I’ve gone from highlighting the good to trying to pinpoint the bad in this space for the Detroit Tigers’ promising season that, so far, has not gone according to plan. I’ve tried to get answers from the experts, particularly ESPN/Grantland’s kindly baseball insiders Buster Olney and the more interactive (with me) Jonah Keri. Both Olney and Keri were high on the Tigers before the season started, and the latter finally took to the task of assessing the current state of Motor City’s baseball team. His evaluation, excerpted:
What’s going wrong with the Tigers?
One of the biggest culprits for Detroit’s struggles has been the most predictable one: lousy team defense. Only the Mets have been worse defensively this season. . . . [A] roster full of no-glove options was rendered worse defensively when Jim Leyland curiously decided to play noted butchers Miguel Cabrera and Prince Fielder every day as corner infielders. Cabrera hasn’t been quite as atrocious as you might have expected after converting back to third base following years away from the position, then taking a ground ball to the face early on (on a very sharply-hit ball, it should be noted). But both no-glove sluggers have still been bad enough, with the Tigers getting a collective sub-.600 OPS from its designated hitters thanks to Delmon Young’s lousy year and some curious choices to start at DH the rest of the time.
Oh, just that, huh?
[T]here were plenty more reasons to fear regression for the Tigers, despite the 95 wins+Fielder=Profit(?) formula. Alex Avila and Jhonny Peralta hit out of their minds last year, and were prime bets to pull back in 2012. Valverde going unblemished all year long in save opportunities wasn’t going to happen again even if the Tigers moved to the Sally League. Even the seemingly loaded 2011 Tigers weren’t necessarily 95-win quality by at least one metric: Their runs scored and runs allowed totals suggested an 89-win club.

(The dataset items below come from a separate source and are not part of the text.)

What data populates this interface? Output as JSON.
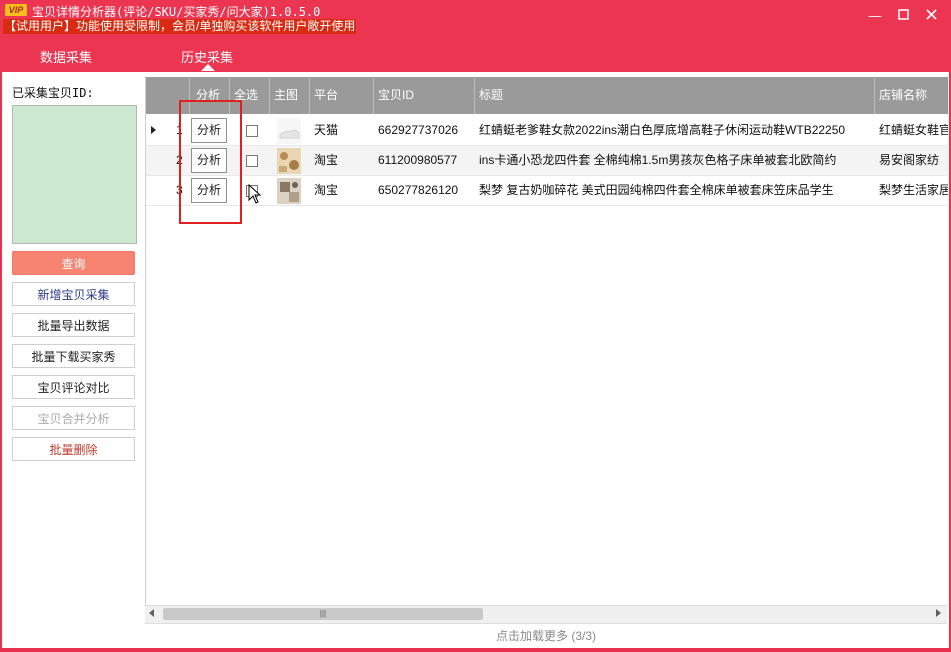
{
  "app": {
    "vip_badge": "VIP",
    "title": "宝贝详情分析器(评论/SKU/买家秀/问大家)1.0.5.0",
    "trial_notice": "【试用用户】功能使用受限制，会员/单独购买该软件用户敞开使用",
    "window_controls": [
      "minimize-icon",
      "maximize-icon",
      "close-icon"
    ]
  },
  "tabs": [
    {
      "label": "数据采集",
      "active": false
    },
    {
      "label": "历史采集",
      "active": true
    }
  ],
  "sidebar": {
    "collected_id_label": "已采集宝贝ID:",
    "buttons": {
      "query": "查询",
      "new_collect": "新增宝贝采集",
      "export": "批量导出数据",
      "download_shows": "批量下载买家秀",
      "compare": "宝贝评论对比",
      "merge": "宝贝合并分析",
      "delete": "批量删除"
    }
  },
  "table": {
    "columns": [
      "分析",
      "全选",
      "主图",
      "平台",
      "宝贝ID",
      "标题",
      "店铺名称"
    ],
    "rows": [
      {
        "num": "1",
        "action": "分析",
        "platform": "天猫",
        "id": "662927737026",
        "title": "红蜻蜓老爹鞋女款2022ins潮白色厚底增高鞋子休闲运动鞋WTB22250",
        "shop": "红蜻蜓女鞋官"
      },
      {
        "num": "2",
        "action": "分析",
        "platform": "淘宝",
        "id": "611200980577",
        "title": "ins卡通小恐龙四件套 全棉纯棉1.5m男孩灰色格子床单被套北欧简约",
        "shop": "易安阁家纺"
      },
      {
        "num": "3",
        "action": "分析",
        "platform": "淘宝",
        "id": "650277826120",
        "title": "梨梦 复古奶咖碎花 美式田园纯棉四件套全棉床单被套床笠床品学生",
        "shop": "梨梦生活家居"
      }
    ]
  },
  "load_more": "点击加载更多 (3/3)",
  "colors": {
    "brand": "#ec3551",
    "header_gray": "#9a9a9a",
    "id_box": "#cce8cf",
    "query_button": "#f78471"
  }
}
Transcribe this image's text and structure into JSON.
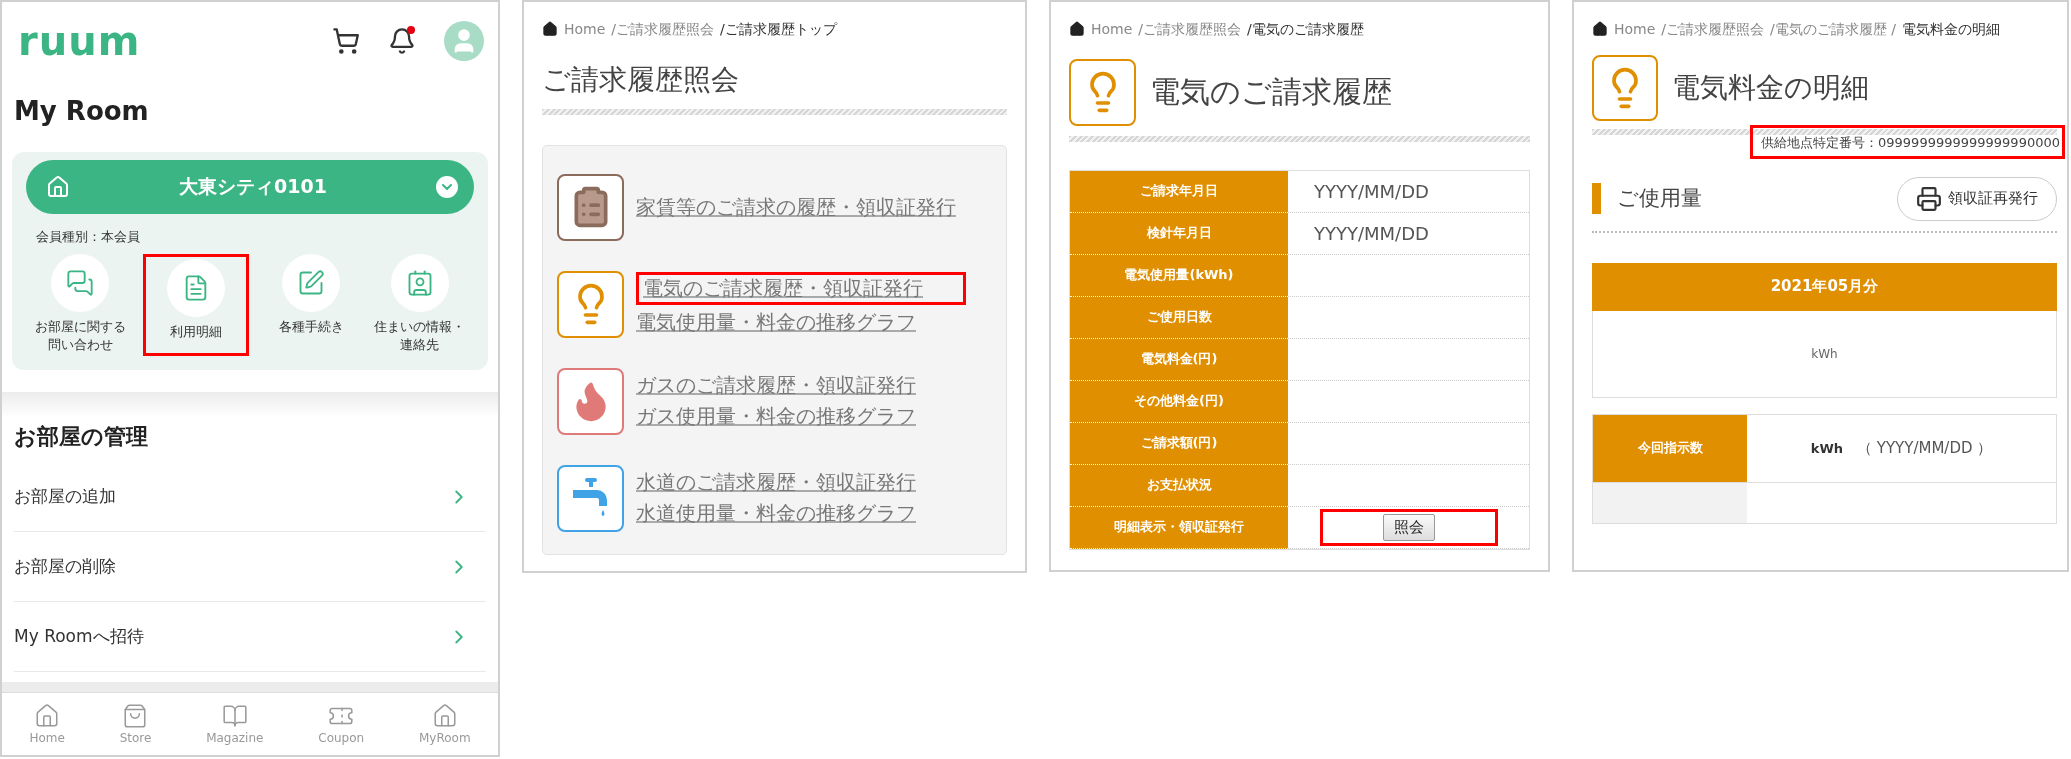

I see. I suppose that about covers it though, right?
The biggest surprise, though, has been Detroit’s shaky offense. The Tigers rank just ninth in the American League in runs scored, trailing Texas, every AL East team, and two clubs in their own division. There’s been plenty of suck to go around. Fielder’s hitting a very pedestrian (for him) .286/.349/.458. After an impressive outburst last postseason that suggested he might finally turn the corner, Delmon Young’s been a replacement-level player, hitting just .248/.302/.358. Peralta’s also slugging a Rey Sanchez-esque .358. Brennan Boesch has a .287 OBP. Avila’s hitting .225 with a .309 OBP. Tigers second basemen are collectively hitting about as well as a Deadball Era pitcher with gout, one good eye, and a candy cane for a bat.
Oof. Build me back up, Jonah. Any light at the end of the tunnel?
Some of this can’t help but turn in the Tigers’ favor. There’s a good chance they don’t have another series all year with as many squandered opportunities as they had against the Indians (3-for-29 with runners in scoring position). They’ll face very few other pitchers as dominant against right-handed hitters as Masterson is and was Thursday; righties went just 1-for-12 against Masterson for the day. And they likely won’t lose many more games in which Verlander goes eight innings, allows just seven baserunners, and ends his day by striking out the side with a 98-mph fastball, a 101-mph fastball, and a preposterous 83-mph looping curve.
Okay, so maybe things aren’t so bad after all. I’m feeling better already.
But there are still reasons to worry. The Tigers’ best hitter this year, Austin Jackson, just hit the disabled list. They lack major league-ready impact prospects at their weakest positions. And perhaps most of all, they’re chasing a pretty good team [in the Indians].
Alright. I didn’t need that. Thought we were in the clear there. Leave me with some perspective. This is a great team, right? They’ve had strong halves of seasons before. Everything’s going to be fine?
Detroit stood six games back of Cleveland through 44 games last season too, before demolishing the league in the second half and cruising to the division title. The question is, does this year’s Tigers team match up with last year’s squad? And, will the Indians fall apart for the second year in a row? A quick and healthy return for Jackson and returns to normal levels for Cabrera and Fielder could lead a Tigers resurgence, and the Indians’ iffy starting rotation could pull Cleveland back toward the pack. Another 95-win season and a runaway AL Central title, though? That bet’s all but off the board.